Dallas City Hall Debate: Is Preserving a Pei Masterpiece Worth $600M While Downtown Crumbles?
Débat sur l'hôtel de ville de Dallas : Préserver un chef-d'œuvre de Pei vaut-il 600 millions alors que le centre-ville se dégrade ?

Les architectes disent qu’on peut sauver l’hôtel de ville et construire un nouvel aréna ailleurs — sur l’ancien site de Reunion Arena, des terrains vagues ou près du centre des congrès. Mignon. Mais la moitié de ces emplacements sont privés ou déjà pris. C’est comme organiser une garden-party dans le jardin du voisin.
Et soyons honnêtes — dire qu’il est 'fonctionnellement obsolète' relève de l’euphémisme. Cet immeuble a besoin de 400 millions juste pour ne pas s’effondrer. Ce n’est pas une 'rénovation', c’est un acte de foi urbaine. Pendant ce temps, le terrain pourrait ancrer un renouveau public-privé que même le plus optimiste des rapports ne peut imaginer.
Dire qu’il est 'fonctionnellement obsolète' est un euphémisme. Je suis allé au sous-sol — le système de chauffage est plus vieux que mon CV. Mais n’essayons pas de faire croire que les alternatives sont miraculeuses. Le site de Reunion ? Enlisé dans des batailles juridiques. Les parkings ? Minuscules. Le terrain du centre des congrès ? Un plan directeur existe déjà. Alors où devrions-nous faire apparaître 46 000 m² par magie ?
On parle de détruire un monument civique conçu par I.M. Pei pour faire place à un nouvel aréna ? Ce n’est pas du renouveau urbain — c’est de l’amnésie culturelle. Jusqu’où sommes-nous prêts à effacer notre mémoire architecturale pour un projet spéculatif ?
Je comprends l’amour de l’architecture, mais je passe devant ce bâtiment tous les jours. La place est déserte, l’espace rejette les gens. Un hôtel de ville devrait inspirer le civisme, pas évoquer une forteresse des années 1977.
Exactement. Et si vous dépensez 400 millions juste pour rénover une boîte en béton des années 1977, vous choisissez la nostalgie au détriment de la vraie construction urbaine. Il y a un coût d’opportunité énorme.

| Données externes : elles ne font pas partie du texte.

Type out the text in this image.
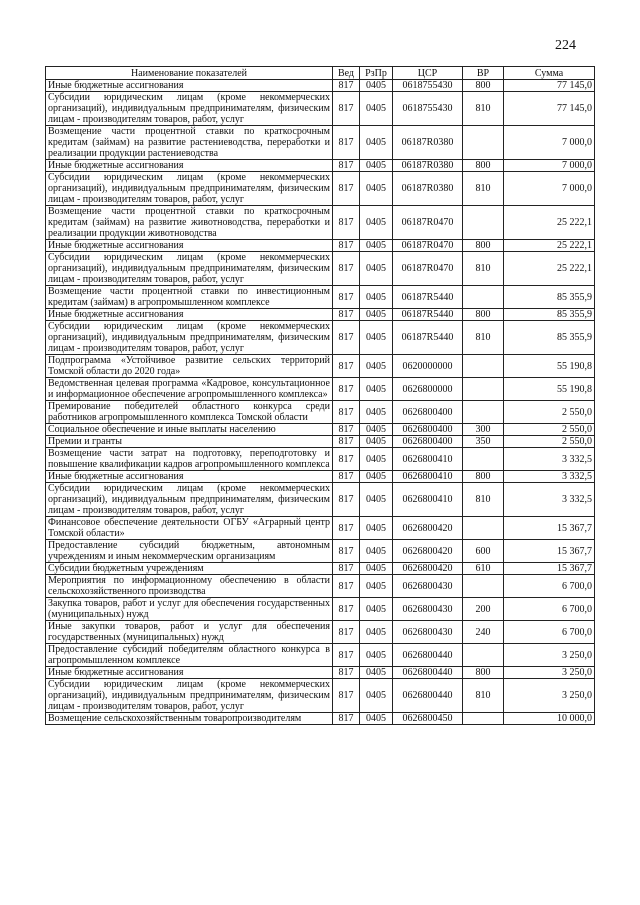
224
Наименование показателей	Вед	РзПр	ЦСР	ВР	Сумма
Иные бюджетные ассигнования	817	0405	0618755430	800	77 145,0
Субсидии юридическим лицам (кроме некоммерческих организаций), индивидуальным предпринимателям, физическим лицам - производителям товаров, работ, услуг	817	0405	0618755430	810	77 145,0
Возмещение части процентной ставки по краткосрочным кредитам (займам) на развитие растениеводства, переработки и реализации продукции растениеводства	817	0405	06187R0380		7 000,0
Иные бюджетные ассигнования	817	0405	06187R0380	800	7 000,0
Субсидии юридическим лицам (кроме некоммерческих организаций), индивидуальным предпринимателям, физическим лицам - производителям товаров, работ, услуг	817	0405	06187R0380	810	7 000,0
Возмещение части процентной ставки по краткосрочным кредитам (займам) на развитие животноводства, переработки и реализации продукции животноводства	817	0405	06187R0470		25 222,1
Иные бюджетные ассигнования	817	0405	06187R0470	800	25 222,1
Субсидии юридическим лицам (кроме некоммерческих организаций), индивидуальным предпринимателям, физическим лицам - производителям товаров, работ, услуг	817	0405	06187R0470	810	25 222,1
Возмещение части процентной ставки по инвестиционным кредитам (займам) в агропромышленном комплексе	817	0405	06187R5440		85 355,9
Иные бюджетные ассигнования	817	0405	06187R5440	800	85 355,9
Субсидии юридическим лицам (кроме некоммерческих организаций), индивидуальным предпринимателям, физическим лицам - производителям товаров, работ, услуг	817	0405	06187R5440	810	85 355,9
Подпрограмма «Устойчивое развитие сельских территорий Томской области до 2020 года»	817	0405	0620000000		55 190,8
Ведомственная целевая программа «Кадровое, консультационное и информационное обеспечение агропромышленного комплекса»	817	0405	0626800000		55 190,8
Премирование победителей областного конкурса среди работников агропромышленного комплекса Томской области	817	0405	0626800400		2 550,0
Социальное обеспечение и иные выплаты населению	817	0405	0626800400	300	2 550,0
Премии и гранты	817	0405	0626800400	350	2 550,0
Возмещение части затрат на подготовку, переподготовку и повышение квалификации кадров агропромышленного комплекса	817	0405	0626800410		3 332,5
Иные бюджетные ассигнования	817	0405	0626800410	800	3 332,5
Субсидии юридическим лицам (кроме некоммерческих организаций), индивидуальным предпринимателям, физическим лицам - производителям товаров, работ, услуг	817	0405	0626800410	810	3 332,5
Финансовое обеспечение деятельности ОГБУ «Аграрный центр Томской области»	817	0405	0626800420		15 367,7
Предоставление субсидий бюджетным, автономным учреждениям и иным некоммерческим организациям	817	0405	0626800420	600	15 367,7
Субсидии бюджетным учреждениям	817	0405	0626800420	610	15 367,7
Мероприятия по информационному обеспечению в области сельскохозяйственного производства	817	0405	0626800430		6 700,0
Закупка товаров, работ и услуг для обеспечения государственных (муниципальных) нужд	817	0405	0626800430	200	6 700,0
Иные закупки товаров, работ и услуг для обеспечения государственных (муниципальных) нужд	817	0405	0626800430	240	6 700,0
Предоставление субсидий победителям областного конкурса в агропромышленном комплексе	817	0405	0626800440		3 250,0
Иные бюджетные ассигнования	817	0405	0626800440	800	3 250,0
Субсидии юридическим лицам (кроме некоммерческих организаций), индивидуальным предпринимателям, физическим лицам - производителям товаров, работ, услуг	817	0405	0626800440	810	3 250,0
Возмещение сельскохозяйственным товаропроизводителям	817	0405	0626800450		10 000,0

Le coût estimé de réhabilitation (343 à 595 millions) va probablement exploser. On l’a vu avec le centre des congrès — le budget a doublé en phase deux. Pendant ce temps, louer les services municipaux dans une tour de standing pourrait économiser 10 millions par an sur le long terme. Ce n’est pas anodin.
Tout le monde brandit le mot 'centre-ville dynamique' comme une formule magique gratuite. Mais déplacer le bureau du maire dans un bel immeuble ne résoudra pas par magie les locaux commerciaux vides ou les problèmes de transport. On dirait plus une opération financière qu’une vraie planification urbaine.
Arrêtons le sentimentalisme. Le terrain de l’hôtel de ville est le seul site important, continu, public et prêt à construire en centre-ville. Vous voulez un projet catalyseur ? C’est celui-là.
Et pourtant aucune preuve que ce site déclenchera un effet domino. Les grands projets passés n’ont pas garanti commerce ni densité. On joue le patrimoine public sur un 'peut-être'.